In this investigation, OoA prepreg (T700-2510) was aged with extended out-time in controlled environments of 70 ± 2 °F and relative humidity between 0% and 90%. The aged prepreg was then used to manufacture composite laminates with acceptable quality (void content below 2%) to assure that deviations in material properties were due to changes in the composite resin.
In the most extreme case, the combined humidity and out time led to a 35% duction in flatwise tensile (FWT) strength. Gel permeation chromatography measurements showed the aging rate as verified by changes in molecular weight, was twice as fast for high humidity conditions (90 RH%) than for dry conditions. The resin surface showed a two-phase microstructure which agreed with a bimodal glass transition temperature (Tg) as evidenced by dynamic mechanical analysis (DMA).
Furthermore, micrographs of the resin surface show the microstructure appears to change from 10’s of nanometer sized features to approximately micron sized features when out time and humidity are combined. This change in microstructure contributed to the reduction in FWT strength as shown by the presence of brittle regions on fracture surfaces of aged laminates.
Monitoring the two-phase glass transition with DMA, showed that aging resulted in a reduction in the low temperature component and a downward temperature shift for the higher temperature component which is attributed as the source of the brittle regions. This study ultimately shows that the microstructure within OoA resins is critical to laminate materials properties.

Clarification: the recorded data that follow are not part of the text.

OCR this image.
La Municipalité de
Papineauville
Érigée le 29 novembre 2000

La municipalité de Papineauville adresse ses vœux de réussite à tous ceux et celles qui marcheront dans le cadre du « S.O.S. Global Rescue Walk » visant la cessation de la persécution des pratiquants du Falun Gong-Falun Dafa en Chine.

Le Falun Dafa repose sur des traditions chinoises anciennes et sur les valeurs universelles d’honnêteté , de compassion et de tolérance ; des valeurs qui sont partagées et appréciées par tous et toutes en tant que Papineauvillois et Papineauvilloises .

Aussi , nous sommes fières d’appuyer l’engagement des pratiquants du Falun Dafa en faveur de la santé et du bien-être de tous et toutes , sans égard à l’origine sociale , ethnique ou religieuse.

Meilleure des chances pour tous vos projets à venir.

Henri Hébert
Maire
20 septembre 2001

- Understand the microstructural changes that can occur as Out-of-Autoclave prepreg ages
- Investigate the multi-phase structure of cured polymer matrix composites
- Determine the environmental conditions necessary to reduce aging and assure material properties are maintained
Why Is This Important?
To reduce the cost and time constraints of curing and assembling composites, manufacturers are using Out of Autoclave (OoA) techniques to achieve fewer steps and larger structures. This has meant new materials are necessary to achieve consolidation, flow and volatile evacuation without pressure from an autoclave. A principle concern with this method is the significant time required to make large structures and therefore it is critical to know how the uncured materials are impacted by environmental exposure during fabrication and what effect it has on the ultimate properties of the large structures.